Spyware on 1000+ Apps on Google Play Store

The software can record audio and steal personal data. 


Android Apps on the Google Play Store have been discovered to harbour spyware originally created by an Iraqi developer. Surveillance malware(spyware) records audio and steals data from users.

According to a blog post by security researchers at Lookout, more than a thousand apps on Google Play contain a new spyware family called SonicSpy. According to analysis carried out by the researchers, apps harbouring the spyware can silently record audio; take photos with the camera; make outbound calls; send text messages to attacker-specified numbers; and retrieve call logs, contacts, and information about Wi-Fi access points.

“In fact, the malware (spyware) has the ability to respond to over 73 different remote commands, meaning attackers can manipulate a victim's device from afar through a command and control server,” said Michael Flossman, security analyst at Lookout.

“Once successfully on the device, it provides the victim the advertised messaging functionality while simultaneously stealing data, building a false sense of trust with the victim.”

The most recent example of SonicSpy found on the Play Store, was called Soniac and was marketed as a messaging app. While Soniac does provide this functionality through a customised version of the communications app Telegram, it also contains malicious capabilities that provide an attacker with significant control over a target device. 
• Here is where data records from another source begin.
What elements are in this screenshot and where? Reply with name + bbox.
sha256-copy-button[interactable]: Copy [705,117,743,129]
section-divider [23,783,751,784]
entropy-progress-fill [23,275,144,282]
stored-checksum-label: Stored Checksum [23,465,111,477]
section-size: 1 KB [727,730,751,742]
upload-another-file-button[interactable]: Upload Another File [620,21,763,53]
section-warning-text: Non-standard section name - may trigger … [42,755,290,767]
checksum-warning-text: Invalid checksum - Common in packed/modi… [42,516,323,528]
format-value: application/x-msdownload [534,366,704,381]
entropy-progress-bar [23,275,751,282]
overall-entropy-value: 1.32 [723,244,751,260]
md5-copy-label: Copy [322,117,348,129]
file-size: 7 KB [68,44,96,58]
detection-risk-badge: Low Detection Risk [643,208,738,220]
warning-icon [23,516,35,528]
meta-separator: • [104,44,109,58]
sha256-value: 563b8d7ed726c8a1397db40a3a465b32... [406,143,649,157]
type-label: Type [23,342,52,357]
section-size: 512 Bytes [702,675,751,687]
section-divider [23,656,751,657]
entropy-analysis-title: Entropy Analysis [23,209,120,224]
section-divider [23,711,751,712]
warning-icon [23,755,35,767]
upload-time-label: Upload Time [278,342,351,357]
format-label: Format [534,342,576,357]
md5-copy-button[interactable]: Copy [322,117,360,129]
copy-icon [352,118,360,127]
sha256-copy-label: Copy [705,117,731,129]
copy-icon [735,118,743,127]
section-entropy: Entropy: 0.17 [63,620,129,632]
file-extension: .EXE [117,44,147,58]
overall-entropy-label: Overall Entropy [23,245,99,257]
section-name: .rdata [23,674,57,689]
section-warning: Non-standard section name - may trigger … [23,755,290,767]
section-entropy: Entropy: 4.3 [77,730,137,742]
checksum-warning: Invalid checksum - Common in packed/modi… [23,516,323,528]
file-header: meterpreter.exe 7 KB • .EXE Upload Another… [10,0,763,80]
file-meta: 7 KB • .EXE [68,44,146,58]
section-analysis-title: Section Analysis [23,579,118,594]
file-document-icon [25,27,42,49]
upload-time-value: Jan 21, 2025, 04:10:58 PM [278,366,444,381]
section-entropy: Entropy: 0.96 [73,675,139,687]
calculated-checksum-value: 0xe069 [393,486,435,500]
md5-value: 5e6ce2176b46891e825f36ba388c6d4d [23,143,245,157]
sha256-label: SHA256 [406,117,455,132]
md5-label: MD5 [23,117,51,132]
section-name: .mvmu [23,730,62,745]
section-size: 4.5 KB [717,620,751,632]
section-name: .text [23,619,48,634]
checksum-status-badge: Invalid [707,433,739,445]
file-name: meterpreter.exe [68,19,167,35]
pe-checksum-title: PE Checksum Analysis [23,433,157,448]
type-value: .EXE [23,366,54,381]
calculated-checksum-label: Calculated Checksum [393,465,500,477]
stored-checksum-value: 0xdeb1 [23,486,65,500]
Chris Boyd, lead malware intelligence analyst at Malwarebytes, told SC Media UK that the app in question looks like familiar programmes to the uninitiated, but performs multiple intrusive tasks behind the scenes. “The biggest issue here is potential data leakage for organisations big and small, though home users wouldn't want their information compromised in this fashion either,” he said.

So What do I do? 

Install antivirus/antispyware software, available to purchase from a variety of high street and online retailers as well as from the software manufacturers’ own websites. There is also a range of free antiviruses software. You can get these for a range of devices. 

You also need to be aware of:

  • Opening infected email attachments such as .exe files.
  •  Opening infected files from web-based digital file delivery companies (for example Hightail - formerly called YouSendIt, and Dropbox).
  •  Visiting corrupt websites.
  •  Using USB connected devices (eg memory sticks, external hard drives, MP3 players).